Another video, which has garnered more than 11 million views on TikTok since December, shows an enormous boat filled with passengers. The caption on the video reads: “Rohingyas are once again being transported from Bangladesh to Indonesia.” In reality, the footage shows a boat that carries out internal voyages within Bangladesh. You can see the name of the boat in the footage and, from there, we were able to find out its itinerary. It turns out that some of the footage of this boat was taken from a Bangladeshi YouTube channel.
‘Fake information linked to hate speech targets people’s emotions’
The Indonesian platform Mafindo investigated these two videos and uncovered their origins. Aribowo Sasmito, a journalist with Mafindo, says that there has been a sharp rise in fake information about the Rohingyas online in recent months :
Everything began with a series of TikTok videos that were made to look like they were from the UNHCR. It became so intense that the UNHCR had to speak out to say that these weren’t their videos.
[Utas Cek Fakta Hoaks]
Mohon bijak dalam memproses informasi di internet karena banyak beredar hoaks serta disinformasi tentang #pengungsi etnis #Rohingya maupun @Refugees dan @UNHCRIndo secara masif. Ketahui fakta-faktanya. #NoToHate #LeaveNoOneBehind (1) pic.twitter.com/4BQmJoBnfO
— UN in Indonesia (@UNinIndonesia) December 15, 2023
In this thread posted on X, the United Nations in Indonesia warned social media users about fake information about the Rohingya published by accounts pretending to be the UNHCR. These fake accounts claimed, for example, that the UNHCR in Bangladesh gave special passes to Rohingya.
There are also more and more videos on Instagram and TikTok that paint the Rohingyas as ungrateful.
The problem with these videos is that people allow themselves to be influenced without verifying them, especially anything that reaffirms the narrative that the Rohingya are bad.
There are common themes that emerge in these fake news items. One portrays Rohingyas as ungrateful for the help offered by Indonesians. Another common narrative is that they are all part of a human trafficking network. Another is that they are “fake” Muslims.
Because most Indonesians are very religious, faith is one of the main themes exploited by disinformation and hate speech.

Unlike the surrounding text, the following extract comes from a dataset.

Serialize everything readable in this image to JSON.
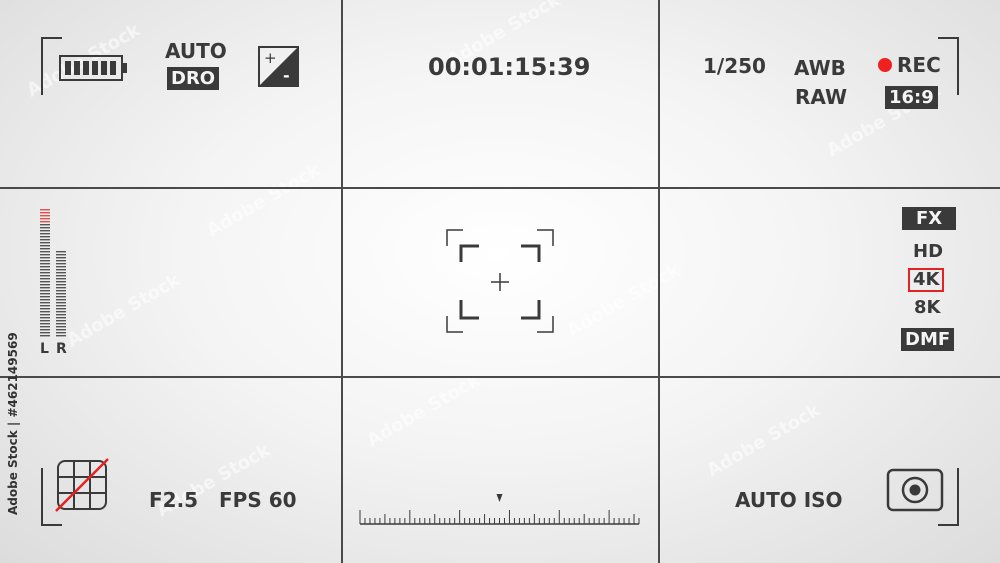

It is very difficult to dismantle fake information based on hate speech, because it targets people’s emotions. The easiest way to spread disinformation in a religious and family-orientated society like Indonesia is to integrate religion and racism into it.
Some posts compare the Rohingya refugees arriving in Indonesia with the situation in Israel and Gaza – but, in these posts, the Rohingya are portrayed as spoiling the land belonging to Indonesians.
A fake UNHCR account, for example, seemed to claim that it was going to give the Rohingya an “empty island”. Another fake news item that is supposed to show boats filled with Rohingya refugees is captioned: “The situation in Israel is happening again here.” In actuality, however, the boats shown are Chinese fishing boats.
Some local NGOs are actually starting to believe this negative discourse about the Rohingya. Some of their members believe the narrative that the refugees are ungrateful and badly behaved.
One reason for the increasingly negative view of the Rohingya in Aceh is an incident that took place in 2021 – three fishermen were imprisoned after they helped 99 Rohingya refugees trapped on a sinking boat. They were sentenced to five years in prison on human trafficking charges. There remains a sense of in injustice in Aceh and sometimes the Rohingya are blamed for this.
In this impoverished region, the image of the refugees being “ungrateful” has spread quickly, explains journalist Sasmito :
The few isolated cases where a Rohingya refugee has been badly behaved end up being applied to the whole population. When people already have an aversion to another group, then they can be easily incited to share false information that reaffirms their beliefs.
There are also external factions that feed into this narrative, like when Indonesian president Joko Widodo said [in December 2023] that the number of Rohingya in the country had increased because of human trafficking.
In early January, a video clip that was shared more than 200,000 times made it look like the Indonesian president wanted to deport the Rohingya. But in the full speech, which was obtained by fact-checking outlet AFP factuel, Widodo doesn’t talk about deportation. He says that he wants to end human trafficking and that he is committed to providing temporary aid to the Rohingya “while prioritizing the interests of the local community”.
‘The Rohingya have become scapegoats’
The anti-Rohingya sentiment is also growing amid a backdrop of heightened nationalism and patriotism, with elections having been held on February 14. Chris Lewa, the president of the Arakan Project, an association dedicated to Rohingya rights, has kept a close eye on the evolution of this anti-Rohingya discourse online:
When the first boat was prevented from landing [in November], the spokesperson for the Ministry of Foreign Affairs made a statement underscoring that Indonesia didn’t sign the 1951 Refugee Convention, which meant that they were under no international obligation to receive the Rohingya. His words have often been cited in anti-Rohingya discourse.
However, the country does need to respect national laws [Editor’s note: which require the country to accept refugees, including a presidential decree from 2016].
Against the backdrop of presidential elections, the Rohingya have become scapegoats.
[Faced with the rising tensions] the government said that they want to work with the UNHCR and the IOM but, in this climate, it hasn’t changed anything. Locals keep displacing the Rohingya and some of the Indonesian members of my association don’t want to go into the camps anymore. Some have even faced physical threat. It isn’t like that everywhere though, thankfully, and some villagers are still showing their support to the Rohingya refugees.
Some journalists and analysts are speaking about what looks like a coordinated “campaign” of disinformation, but have, so far, been unable to determine who might be behind this.